Symptoms of dementia can derail a loved one’s long-standing personal care routines and make it difficult to provide assistance. Understanding the reasons behind their uncooperativeness is the first step in finding workable solutions.

Memory loss and confusion

Memory loss can lead an elder to believe they’ve just showered when they actually haven’t bathed in weeks. They may also become confused when beginning the multi-step process of bathing. For some, identifying all the different products in the bathroom and their specific uses can be overwhelming. Rather than informing someone they trust that they’re confused and need assistance, many elders simply avoid bathing altogether.

Fear of bathing

Individuals living with dementia may become afraid of showering or taking baths for many reasons. They might feel unsteady on the slick surfaces and worry about falling and getting hurt. They may be uncomfortable in the cold bathroom or become agitated by the sensation of water hitting their skin. Plus, fear of water is very common in seniors with dementia.

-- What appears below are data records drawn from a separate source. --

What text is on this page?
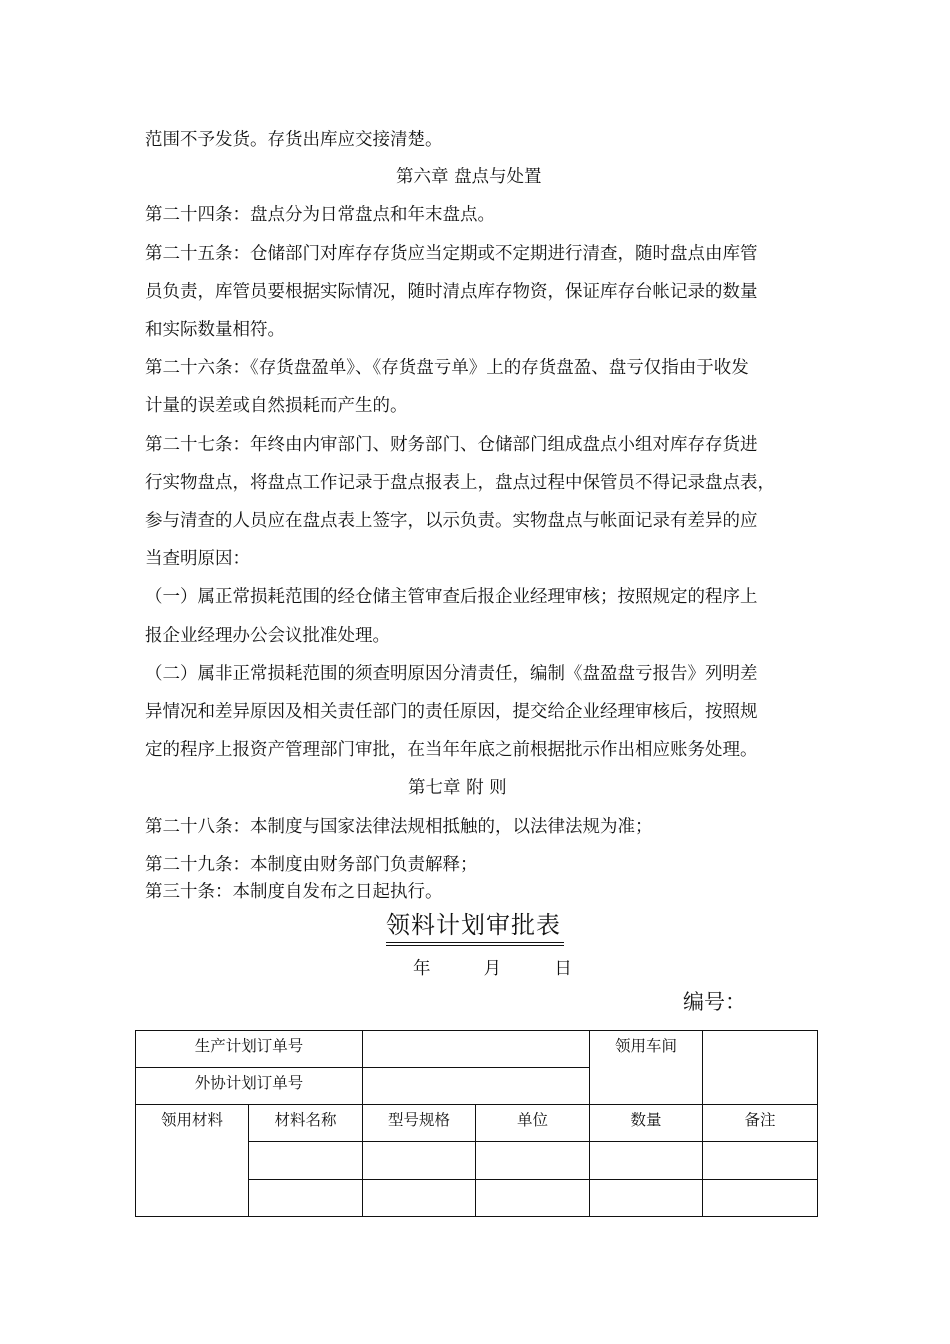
范围不予发货。存货出库应交接清楚。
第六章 盘点与处置
第二十四条：盘点分为日常盘点和年末盘点。
第二十五条：仓储部门对库存存货应当定期或不定期进行清查，随时盘点由库管
员负责，库管员要根据实际情况，随时清点库存物资，保证库存台帐记录的数量
和实际数量相符。
第二十六条：《存货盘盈单》、《存货盘亏单》上的存货盘盈、盘亏仅指由于收发
计量的误差或自然损耗而产生的。
第二十七条：年终由内审部门、财务部门、仓储部门组成盘点小组对库存存货进
行实物盘点，将盘点工作记录于盘点报表上，盘点过程中保管员不得记录盘点表，
参与清查的人员应在盘点表上签字，以示负责。实物盘点与帐面记录有差异的应
当查明原因：
（一）属正常损耗范围的经仓储主管审查后报企业经理审核；按照规定的程序上
报企业经理办公会议批准处理。
（二）属非正常损耗范围的须查明原因分清责任，编制《盘盈盘亏报告》列明差
异情况和差异原因及相关责任部门的责任原因，提交给企业经理审核后，按照规
定的程序上报资产管理部门审批，在当年年底之前根据批示作出相应账务处理。
第七章 附 则
第二十八条：本制度与国家法律法规相抵触的，以法律法规为准；
第二十九条：本制度由财务部门负责解释；
第三十条：本制度自发布之日起执行。
领料计划审批表
年	月	日
编号：
生产计划订单号				领用车间	
外协计划订单号					
领用材料	材料名称	型号规格	单位	数量	备注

In the later stages of dementia, a senior may not understand the task of bathing at all. Think about how frightening it’d be to be undressed and have water pouring down on your head when you can’t figure out why it’s happening. Depending on the extent of a senior’s cognitive impairment, they may not know where they are or may not recognize the person who’s helping them bathe. Confusion, discomfort, and lack of understanding are bound to lead to fear and resistance.

Depression

Another issue that may contribute to a decline in bathing and grooming habits is depression. Before my mother developed dementia, she had always been a clean freak and loved her daily baths. She insisted on wearing fresh clothes each day and enjoyed the springtime-scented products used on her laundry. But, when she decided to move to the nursing home where my dad lived, she experienced a bout of depression.

One of the things that clued me in to her changing mental state was that she would put on the same set of clothes every day. Part of this was simply that she saw them lying on a chair and forgot they’d been worn already, but depression was another contributing factor. Seniors who are depressed often lose interest in their appearance and personal hygiene. If you see this happening to your loved one, you have a reason to be concerned.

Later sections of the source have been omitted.